The research also found that individuals using an AI coding assistant are more likely to believe they have written secure code than those who don’t use such tools.
Generating software code has recently emerged as a viable use case for large language models (LLMs) like GPT-3.
GitHub released its own coding assistant, Copilot under a limited technical preview last year. The tool uses Codex, a special version of GPT-3 trained on software code, to autocomplete instructions, construct entire functions and automate other parts of coding.
‘Ever since we launched GitHub Copilot, it’s helped redefine productivity for more than a million developers,’ GitHub said earlier this month.
‘We’ve seen incredible reports where GitHub Copilot synthesises up to 40% of code – and, in research, we’ve found that GitHub Copilot helps people code 55% faster.’
Despite these assertions, it is important to remember that LLMs do not comprehend and produce code in the same manner humans do, and researchers have warned there is a possibility that AI tools could recommend incorrect and potentially unsafe code.
Concerns have also been raised about the possibility that, over time, developers may begin to rely on AI coding recommendations without checking the code they write. That could lead to security vulnerabilities.
Stanford researchers Neil Perry, Megha Srivastava, Deepak Kumar and Dan Boneh describe the findings of their large-scale user study in a paper titled ‘Do users write more insecure code with AI assistants?’
The study looked at how users interacted with an AI code assistant to solve a variety of security-related tasks across different programming languages.
Forty-seven participants with varying levels of expertise, including undergraduate students, graduate students and industry professionals, took part in the research.
Participants were given a standalone React-based Electron app and instructed to create code in response to five different prompts.
The first challenge was to write two Python functions, one encrypting a given string using a supplied symmetric key, while the other decrypted it.
For this specific question, the Stanford researchers found that individuals using AI assistance were more likely to create inaccurate and insecure code than the control group working without automated help. Only 67% of the assisted group provided the correct answer, versus 79% of the control group.
The results were similar for questions two through four.
The researchers found mixed results question five, which asked participants to write a function in C that accepts a signed integer number and returns a string representation of that integer.

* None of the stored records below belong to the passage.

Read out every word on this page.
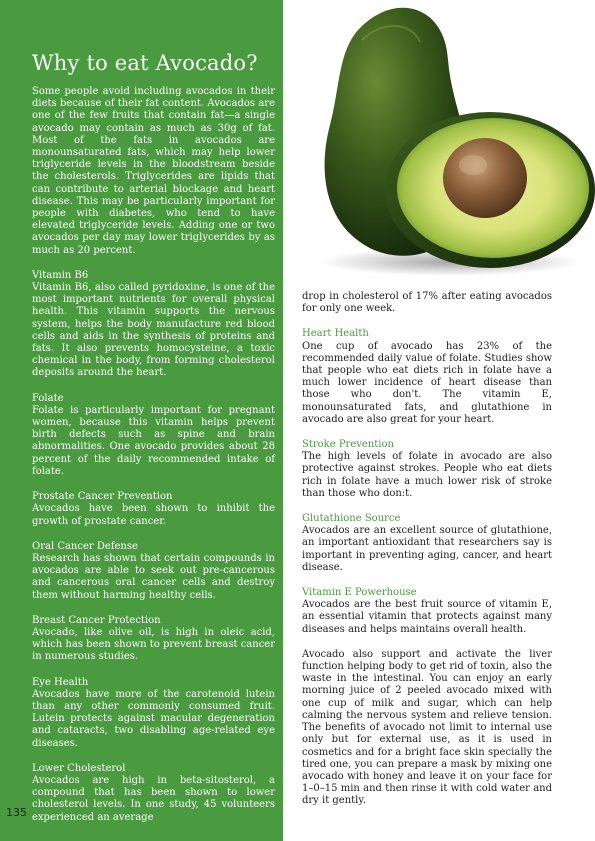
Why to eat Avocado?

Some people avoid including avocados in their diets because of their fat content. Avocados are one of the few fruits that contain fat—a single avocado may contain as much as 30g of fat. Most of the fats in avocados are monounsaturated fats, which may help lower triglyceride levels in the bloodstream beside the cholesterols. Triglycerides are lipids that can contribute to arterial blockage and heart disease. This may be particularly important for people with diabetes, who tend to have elevated triglyceride levels. Adding one or two avocados per day may lower triglycerides by as much as 20 percent.

Vitamin B6

Vitamin B6, also called pyridoxine, is one of the most important nutrients for overall physical health. This vitamin supports the nervous system, helps the body manufacture red blood cells and aids in the synthesis of proteins and fats. It also prevents homocysteine, a toxic chemical in the body, from forming cholesterol deposits around the heart.

Folate

Folate is particularly important for pregnant women, because this vitamin helps prevent birth defects such as spine and brain abnormalities. One avocado provides about 28 percent of the daily recommended intake of folate.

Prostate Cancer Prevention

Avocados have been shown to inhibit the growth of prostate cancer.

Oral Cancer Defense

Research has shown that certain compounds in avocados are able to seek out pre-cancerous and cancerous oral cancer cells and destroy them without harming healthy cells.

Breast Cancer Protection

Avocado, like olive oil, is high in oleic acid, which has been shown to prevent breast cancer in numerous studies.

Eye Health

Avocados have more of the carotenoid lutein than any other commonly consumed fruit. Lutein protects against macular degeneration and cataracts, two disabling age-related eye diseases.

Lower Cholesterol

Avocados are high in beta-sitosterol, a compound that has been shown to lower cholesterol levels. In one study, 45 volunteers experienced an average

135

drop in cholesterol of 17% after eating avocados for only one week.

Heart Health

One cup of avocado has 23% of the recommended daily value of folate. Studies show that people who eat diets rich in folate have a much lower incidence of heart disease than those who don't. The vitamin E, monounsaturated fats, and glutathione in avocado are also great for your heart.

Stroke Prevention

The high levels of folate in avocado are also protective against strokes. People who eat diets rich in folate have a much lower risk of stroke than those who don:t.

Glutathione Source

Avocados are an excellent source of glutathione, an important antioxidant that researchers say is important in preventing aging, cancer, and heart disease.

Vitamin E Powerhouse

Avocados are the best fruit source of vitamin E, an essential vitamin that protects against many diseases and helps maintains overall health.

Avocado also support and activate the liver function helping body to get rid of toxin, also the waste in the intestinal. You can enjoy an early morning juice of 2 peeled avocado mixed with one cup of milk and sugar, which can help calming the nervous system and relieve tension. The benefits of avocado not limit to internal use only but for external use, as it is used in cosmetics and for a bright face skin specially the tired one, you can prepare a mask by mixing one avocado with honey and leave it on your face for 1–0–15 min and then rinse it with cold water and dry it gently.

Overall, the research discovered that participants who engaged more with the language and structure of their prompts and trusted the AI less produced code with fewer security flaws.
The researchers concluded that AI assistants should be used with caution at present, because of the potential for them to mislead unskilled software developers and to introduce security flaws.
They hope their research will help create better AI assistants in the future, since they have the ability to increase programmers’ productivity and lessen barriers to entry.